Todo início de ano é um convite para avaliarmos o que vivenciamos e extrairmos as lições estratégicas que podemos adotar. A defesa de margens é fundamental para garantir o crescimento das empresas, principalmente em um cenário de expansão fiscal e aumento de carga tributária que temos vivenciado. 

Segundo levantamento divulgado pelo JOTA sobre os julgamentos dos temas em repetitivo no Superior Tribunal de Justiça (STJ) no ano de 2025, destaca-se que, sob a presidência da ministra Regina Helena Costa, a 1ª Seção do tribunal julgou 14 temas tributários, dos quais nove tiveram decisões favoráveis aos contribuintes. Nesses julgamentos, é possível extrair a ocorrência de uma análise mais técnica dos temas e uma postura mais coerente com o princípio da segurança jurídica, pilar de nosso sistema tributário.

Estatisticamente, estamos falando que 64% dos temas tributários julgados pela Corte, sob a sistemática dos recursos repetitivos, foram pró-contribuinte. Isso contraria o senso comum, de que a maior parte das decisões são pró Fisco e serve como um incentivo ao questionamento judicial de iniciativas de arrecadação que não observem o princípio da legalidade tributária. 

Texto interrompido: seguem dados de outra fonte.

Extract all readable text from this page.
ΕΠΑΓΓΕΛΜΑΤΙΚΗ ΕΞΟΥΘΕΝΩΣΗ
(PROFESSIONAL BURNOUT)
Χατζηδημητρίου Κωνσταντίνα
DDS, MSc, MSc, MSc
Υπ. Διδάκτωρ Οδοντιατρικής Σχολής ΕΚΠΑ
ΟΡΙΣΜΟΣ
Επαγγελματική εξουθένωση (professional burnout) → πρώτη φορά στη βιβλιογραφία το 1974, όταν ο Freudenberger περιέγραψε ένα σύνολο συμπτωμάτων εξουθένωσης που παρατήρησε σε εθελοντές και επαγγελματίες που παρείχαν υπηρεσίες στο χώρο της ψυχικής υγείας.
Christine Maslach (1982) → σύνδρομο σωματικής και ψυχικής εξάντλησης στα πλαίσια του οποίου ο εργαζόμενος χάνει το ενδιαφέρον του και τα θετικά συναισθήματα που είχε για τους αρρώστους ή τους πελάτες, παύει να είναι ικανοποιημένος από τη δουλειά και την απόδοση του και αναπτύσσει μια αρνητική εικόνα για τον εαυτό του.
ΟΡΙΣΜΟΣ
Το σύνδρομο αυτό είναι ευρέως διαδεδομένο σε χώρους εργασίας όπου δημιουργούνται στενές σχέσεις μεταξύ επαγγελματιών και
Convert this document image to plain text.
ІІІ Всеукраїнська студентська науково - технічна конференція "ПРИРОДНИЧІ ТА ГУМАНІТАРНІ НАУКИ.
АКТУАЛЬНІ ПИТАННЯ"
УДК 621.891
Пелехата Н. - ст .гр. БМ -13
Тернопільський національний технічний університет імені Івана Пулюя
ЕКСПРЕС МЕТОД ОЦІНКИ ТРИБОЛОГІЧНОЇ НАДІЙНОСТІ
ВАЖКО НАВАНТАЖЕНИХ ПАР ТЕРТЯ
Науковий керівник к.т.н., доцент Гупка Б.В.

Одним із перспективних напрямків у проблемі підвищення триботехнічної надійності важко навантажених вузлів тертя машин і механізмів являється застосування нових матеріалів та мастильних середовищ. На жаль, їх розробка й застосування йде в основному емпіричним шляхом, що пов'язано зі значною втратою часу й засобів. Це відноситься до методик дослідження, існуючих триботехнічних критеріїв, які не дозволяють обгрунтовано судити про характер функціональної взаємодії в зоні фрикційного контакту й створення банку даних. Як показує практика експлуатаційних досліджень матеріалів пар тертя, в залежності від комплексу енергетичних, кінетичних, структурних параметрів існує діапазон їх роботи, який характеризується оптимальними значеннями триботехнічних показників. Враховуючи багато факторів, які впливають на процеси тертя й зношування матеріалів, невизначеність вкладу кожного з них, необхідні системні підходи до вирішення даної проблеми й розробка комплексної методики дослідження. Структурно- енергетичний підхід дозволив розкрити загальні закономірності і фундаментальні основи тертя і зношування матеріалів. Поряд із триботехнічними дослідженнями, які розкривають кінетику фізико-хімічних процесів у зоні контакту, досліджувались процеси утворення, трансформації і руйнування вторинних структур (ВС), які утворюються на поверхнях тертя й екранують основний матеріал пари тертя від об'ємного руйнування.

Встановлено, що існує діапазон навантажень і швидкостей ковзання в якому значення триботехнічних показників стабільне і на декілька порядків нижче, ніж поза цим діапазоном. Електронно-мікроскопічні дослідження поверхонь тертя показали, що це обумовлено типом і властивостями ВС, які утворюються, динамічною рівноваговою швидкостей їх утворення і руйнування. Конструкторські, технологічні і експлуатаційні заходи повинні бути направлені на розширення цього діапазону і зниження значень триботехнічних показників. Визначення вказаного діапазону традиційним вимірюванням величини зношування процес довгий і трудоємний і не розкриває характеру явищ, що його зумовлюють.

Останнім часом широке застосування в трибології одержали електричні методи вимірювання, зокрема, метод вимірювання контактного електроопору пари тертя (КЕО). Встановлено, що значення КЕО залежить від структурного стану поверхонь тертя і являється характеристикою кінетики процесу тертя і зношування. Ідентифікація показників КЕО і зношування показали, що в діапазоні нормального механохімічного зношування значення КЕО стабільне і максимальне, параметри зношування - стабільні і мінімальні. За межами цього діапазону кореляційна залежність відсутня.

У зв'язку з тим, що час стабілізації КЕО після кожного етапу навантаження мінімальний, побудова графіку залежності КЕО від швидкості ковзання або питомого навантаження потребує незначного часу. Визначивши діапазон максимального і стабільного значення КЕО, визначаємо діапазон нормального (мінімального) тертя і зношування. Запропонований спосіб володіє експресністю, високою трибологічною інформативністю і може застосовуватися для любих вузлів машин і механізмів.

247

De fato, 2025 foi um ano acelerado para os julgamentos tributários o que nos faz crer que 2026 seguirá o mesmo ritmo, só que com a presidência da 1ª Seção sob a responsabilidade do ministro Gurgel de Faria, que tal como a ministra Regina Helena Costa, é conhecido por seu perfil técnico e domínio do direito tributário, nos traz boas perspectivas para os futuros julgamentos. 

Quando observamos os temas ainda pendentes de julgamento, temos o predomínio do contencioso tributário envolvendo PIS e Cofins, que serão extintos em 2027, reforçando a importância de aceleração dos julgados para criar um cenário mais limpo para a implementação efetiva dos novos tributos IBS e CBS. 

Em termos de estratégia, não há novidade e sim a constatação de que o contencioso ativo é uma estratégia fundamental no cenário tributário, mas que precisa ser utilizado de forma antecipada para assegurar um maior aproveitamento dos créditos e evitar os possíveis impactos negativos de uma eventual modulação de efeitos. Enfim, o ano de 2026 começa com boas perspectivas e reforçando a importância do posicionamento judicial em temas relevantes para a operação das empresas. 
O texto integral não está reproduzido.